Das Insektensterben ist in aller Munde. Um 80 Prozent soll sich die Zahl der Fluginsekten seit 1990 verringert haben. Als Gründe werden die Monotonisierung unserer Landwirtschaft, der zunehmende Einsatz von Pestiziden und der Verlust von artenreichem Grünland genannt. Frank Munzlinger, Vorsitzender des Naturschutzbundes (Nabu) in Hagen, fügt eine weitere Ursache hinzu, die vor allem die Innenstädte betrifft: „Grünflächen werden viel zu früh gerodet oder geschnitten. Auch bei uns in Hagen. Ein sauber geschnittener Rasen mag zwar gepflegt aussehen, für Insekten bietet er jedoch keinerlei Nahrungsgrundlage.“

Das ist im Garten von Kurt Ulbrich anders. 110 Töpfe hat er rund um sein Haus platziert und bepflanzt. Aber nicht mit Geranien, Primeln, Männertreu oder anderen bevorzugten Zierblumen.

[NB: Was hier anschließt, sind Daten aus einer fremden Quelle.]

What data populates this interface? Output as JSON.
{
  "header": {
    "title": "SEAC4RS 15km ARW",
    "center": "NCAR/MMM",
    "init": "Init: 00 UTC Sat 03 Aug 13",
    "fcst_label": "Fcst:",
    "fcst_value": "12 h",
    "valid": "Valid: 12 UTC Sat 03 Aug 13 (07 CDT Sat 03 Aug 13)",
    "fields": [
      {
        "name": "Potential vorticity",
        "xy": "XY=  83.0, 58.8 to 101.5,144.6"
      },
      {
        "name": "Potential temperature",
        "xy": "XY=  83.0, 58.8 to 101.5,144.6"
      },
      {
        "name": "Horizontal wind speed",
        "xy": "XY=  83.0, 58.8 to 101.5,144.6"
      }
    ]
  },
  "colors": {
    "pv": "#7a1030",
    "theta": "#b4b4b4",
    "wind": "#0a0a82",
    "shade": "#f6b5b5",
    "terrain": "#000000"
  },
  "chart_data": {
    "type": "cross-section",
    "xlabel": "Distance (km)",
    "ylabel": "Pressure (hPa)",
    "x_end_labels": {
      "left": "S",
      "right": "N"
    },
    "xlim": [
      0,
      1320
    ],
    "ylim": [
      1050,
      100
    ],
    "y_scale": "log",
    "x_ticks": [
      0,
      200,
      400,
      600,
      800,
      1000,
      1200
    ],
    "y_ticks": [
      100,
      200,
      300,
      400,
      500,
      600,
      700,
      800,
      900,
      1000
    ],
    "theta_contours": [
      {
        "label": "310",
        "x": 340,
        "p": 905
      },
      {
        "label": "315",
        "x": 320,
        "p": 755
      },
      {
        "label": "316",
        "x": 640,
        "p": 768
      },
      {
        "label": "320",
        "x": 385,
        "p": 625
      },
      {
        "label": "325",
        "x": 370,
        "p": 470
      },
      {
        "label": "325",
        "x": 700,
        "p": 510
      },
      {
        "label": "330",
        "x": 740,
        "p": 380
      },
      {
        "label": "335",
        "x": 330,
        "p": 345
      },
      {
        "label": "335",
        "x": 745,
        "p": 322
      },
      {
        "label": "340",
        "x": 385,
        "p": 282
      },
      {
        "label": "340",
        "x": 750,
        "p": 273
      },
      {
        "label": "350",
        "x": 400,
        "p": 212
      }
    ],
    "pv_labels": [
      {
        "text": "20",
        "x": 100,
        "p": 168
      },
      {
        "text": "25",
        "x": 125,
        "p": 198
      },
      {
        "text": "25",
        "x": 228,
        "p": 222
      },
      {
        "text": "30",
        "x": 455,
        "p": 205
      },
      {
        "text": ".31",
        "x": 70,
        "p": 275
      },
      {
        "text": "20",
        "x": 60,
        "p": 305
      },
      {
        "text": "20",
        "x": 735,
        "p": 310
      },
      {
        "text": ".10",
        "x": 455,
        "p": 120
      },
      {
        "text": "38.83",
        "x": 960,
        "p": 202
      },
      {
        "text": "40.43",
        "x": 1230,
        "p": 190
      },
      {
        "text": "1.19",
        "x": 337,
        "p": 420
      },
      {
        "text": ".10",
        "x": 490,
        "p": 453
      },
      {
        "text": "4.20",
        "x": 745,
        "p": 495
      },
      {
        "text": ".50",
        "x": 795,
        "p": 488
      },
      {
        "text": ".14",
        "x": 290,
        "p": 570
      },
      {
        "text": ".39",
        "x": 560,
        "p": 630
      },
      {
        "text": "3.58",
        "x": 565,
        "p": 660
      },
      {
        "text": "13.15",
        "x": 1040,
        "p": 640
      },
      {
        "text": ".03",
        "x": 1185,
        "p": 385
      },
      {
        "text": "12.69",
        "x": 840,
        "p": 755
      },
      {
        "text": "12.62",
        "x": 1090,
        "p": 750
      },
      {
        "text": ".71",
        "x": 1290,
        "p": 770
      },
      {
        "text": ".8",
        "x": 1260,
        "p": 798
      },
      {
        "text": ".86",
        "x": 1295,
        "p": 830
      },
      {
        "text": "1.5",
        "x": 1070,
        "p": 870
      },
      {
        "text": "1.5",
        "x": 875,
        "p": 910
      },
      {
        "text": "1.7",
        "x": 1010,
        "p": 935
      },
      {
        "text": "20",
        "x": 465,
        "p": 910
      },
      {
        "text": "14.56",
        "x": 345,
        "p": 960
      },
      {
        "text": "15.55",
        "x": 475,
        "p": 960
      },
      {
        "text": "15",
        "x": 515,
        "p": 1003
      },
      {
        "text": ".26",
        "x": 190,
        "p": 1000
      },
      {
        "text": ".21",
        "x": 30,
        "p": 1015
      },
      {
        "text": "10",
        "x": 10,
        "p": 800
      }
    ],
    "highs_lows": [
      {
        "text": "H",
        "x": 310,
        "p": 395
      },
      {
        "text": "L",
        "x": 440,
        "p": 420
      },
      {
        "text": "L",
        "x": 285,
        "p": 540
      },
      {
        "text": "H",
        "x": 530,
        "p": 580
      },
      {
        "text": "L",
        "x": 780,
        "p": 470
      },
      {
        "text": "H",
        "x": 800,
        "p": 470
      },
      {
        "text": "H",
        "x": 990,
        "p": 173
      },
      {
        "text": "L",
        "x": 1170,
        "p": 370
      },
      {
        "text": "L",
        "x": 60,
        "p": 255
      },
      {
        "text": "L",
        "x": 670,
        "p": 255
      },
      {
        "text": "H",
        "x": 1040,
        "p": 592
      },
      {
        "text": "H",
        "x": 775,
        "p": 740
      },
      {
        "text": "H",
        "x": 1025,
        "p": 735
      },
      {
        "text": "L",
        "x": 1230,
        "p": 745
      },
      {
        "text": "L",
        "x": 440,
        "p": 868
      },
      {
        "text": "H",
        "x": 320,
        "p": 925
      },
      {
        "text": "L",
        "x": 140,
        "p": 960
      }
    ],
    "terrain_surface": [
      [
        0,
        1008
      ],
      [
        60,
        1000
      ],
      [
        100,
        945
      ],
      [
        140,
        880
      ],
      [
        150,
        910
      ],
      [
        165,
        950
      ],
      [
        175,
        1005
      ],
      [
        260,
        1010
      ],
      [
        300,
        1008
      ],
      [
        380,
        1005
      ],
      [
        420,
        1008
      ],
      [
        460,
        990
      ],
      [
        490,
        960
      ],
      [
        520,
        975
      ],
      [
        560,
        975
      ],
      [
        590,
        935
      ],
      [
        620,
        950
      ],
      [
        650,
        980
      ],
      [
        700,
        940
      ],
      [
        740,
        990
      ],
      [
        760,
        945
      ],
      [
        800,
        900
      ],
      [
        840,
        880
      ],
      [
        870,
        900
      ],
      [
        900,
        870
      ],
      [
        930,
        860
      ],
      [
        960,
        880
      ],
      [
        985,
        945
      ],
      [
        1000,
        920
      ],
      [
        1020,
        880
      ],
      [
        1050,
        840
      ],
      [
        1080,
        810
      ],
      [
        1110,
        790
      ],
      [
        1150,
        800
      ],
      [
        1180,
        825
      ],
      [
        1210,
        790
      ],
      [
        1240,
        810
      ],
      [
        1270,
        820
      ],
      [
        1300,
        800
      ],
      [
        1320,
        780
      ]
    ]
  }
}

Herzgespann und Johanniskraut

Bei Ulbrich wächst das Herzgespann, eine alte Bauernpflanze, deren Nektar Bienenherzen schneller schlagen lässt. Bei Ulbrich wächst das Johanniskraut, das von vielen Gartenbesitzern als Unkraut verschmäht und gejätet wird. Insekten dagegen bieten die gelben Blüten einen Futterplatz.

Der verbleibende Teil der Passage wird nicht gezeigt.